Psikologi

Hubungan antara ibu dan anak perempuan jarang sederhana. Mengenali ambivalensi mereka dan memahami penyebabnya akan membantu meredakan ketegangan, kata psikolog keluarga.

Budaya memberi kita stereotip cinta keibuan sebagai ideal dan tanpa pamrih. Namun pada kenyataannya, hubungan antara ibu dan anak tidak pernah jelas. Mereka memadukan banyak pengalaman berbeda, di antaranya agresi bukanlah yang terakhir.

Itu muncul ketika seorang wanita mulai memahami bahwa dia semakin tua ... Kehadiran putrinya membuatnya memperhatikan apa yang tidak ingin dia perhatikan. Ketidaksukaan ibu ditujukan pada putrinya, seolah-olah dia sengaja melakukannya.

Sang ibu juga bisa marah karena distribusi keuntungan peradaban yang «tidak adil»: generasi anak perempuan menerimanya lebih dari generasi yang dia miliki.

Agresi dapat memanifestasikan dirinya hampir secara terbuka, sebagai keinginan untuk mempermalukan seorang anak perempuan, misalnya: "Tanganmu seperti cakar monyet, dan laki-laki selalu memujiku tentang keindahan tanganku." Perbandingan seperti itu tidak menguntungkan anak perempuan, seolah-olah mengembalikan keadilan kepada ibu, mengembalikan padanya apa yang "berutang".

Agresi dapat disamarkan dengan baik. "Bukankah kau berpakaian terlalu ringan?" — sebuah pertanyaan yang penuh perhatian menyembunyikan keraguan bahwa putrinya mampu memilih pakaiannya sendiri.

Agresi mungkin tidak ditujukan langsung pada anak perempuannya, tetapi pada orang yang dipilihnya, yang menjadi sasaran kritik yang kurang lebih keras ("Anda bisa menemukan diri Anda pria yang lebih baik").
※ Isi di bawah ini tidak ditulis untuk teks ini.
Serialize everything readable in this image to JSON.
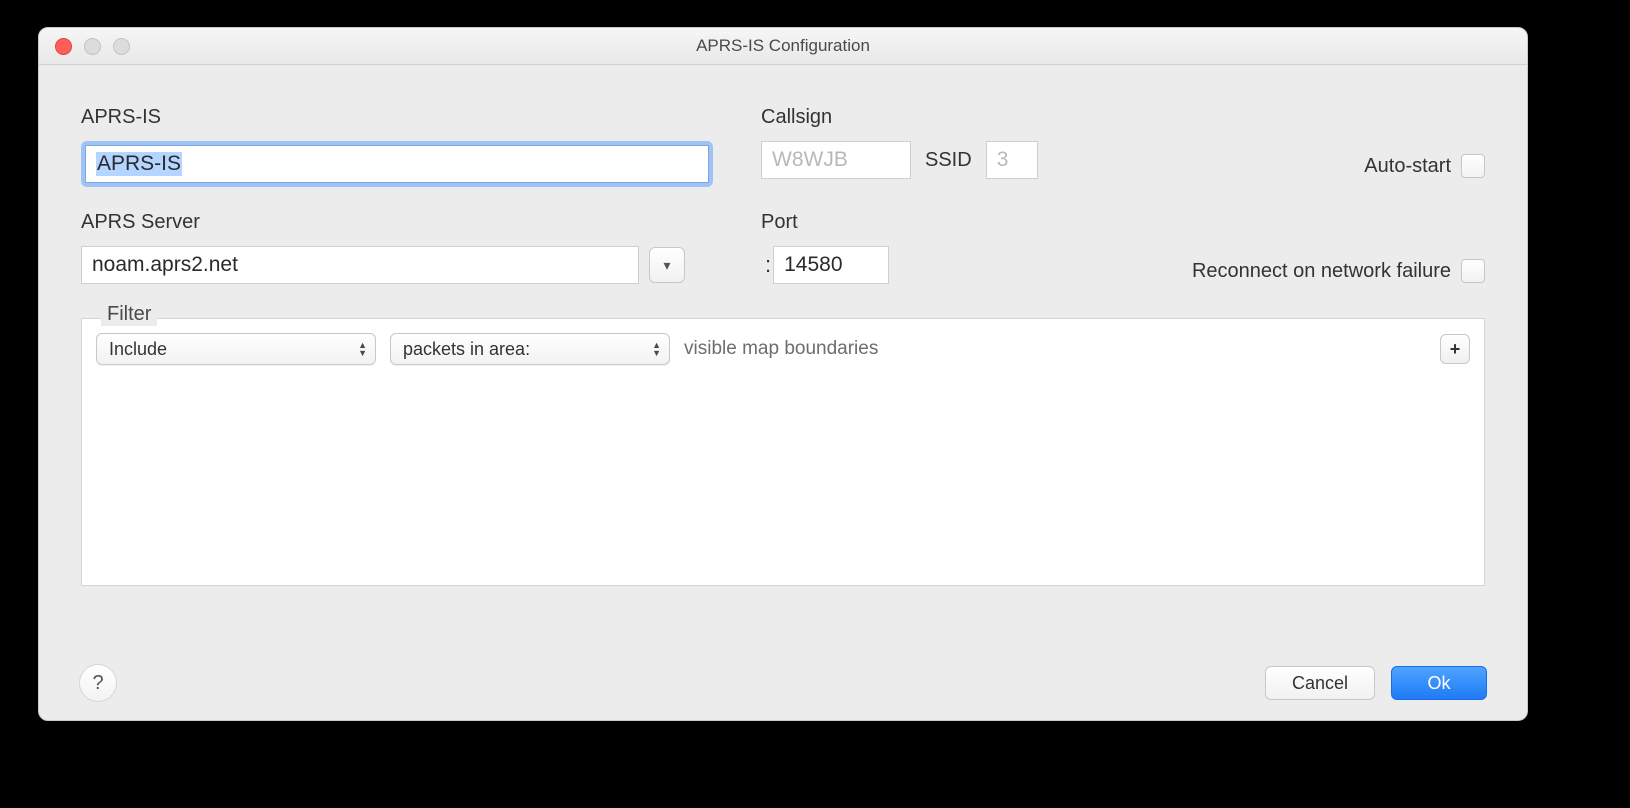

Anak perempuan merasakan agresi rahasia ini dan merespons dengan baik.

Saya sering mendengar di resepsi pengakuan: "Saya benci ibu saya"

Terkadang wanita menambahkan: «Saya ingin dia mati!» Ini, tentu saja, bukanlah ekspresi dari keinginan yang nyata, tetapi dari kekuatan perasaan. Dan ini adalah langkah paling penting dalam menyembuhkan hubungan — pengakuan atas perasaan mereka dan hak untuk itu.

Agresi dapat bermanfaat — memungkinkan ibu dan anak untuk menyadari bahwa mereka berbeda, dengan keinginan dan selera yang berbeda. Tetapi dalam keluarga di mana "ibu itu suci" dan agresi dilarang, dia bersembunyi di balik topeng yang berbeda dan jarang dapat dikenali tanpa bantuan psikoterapis.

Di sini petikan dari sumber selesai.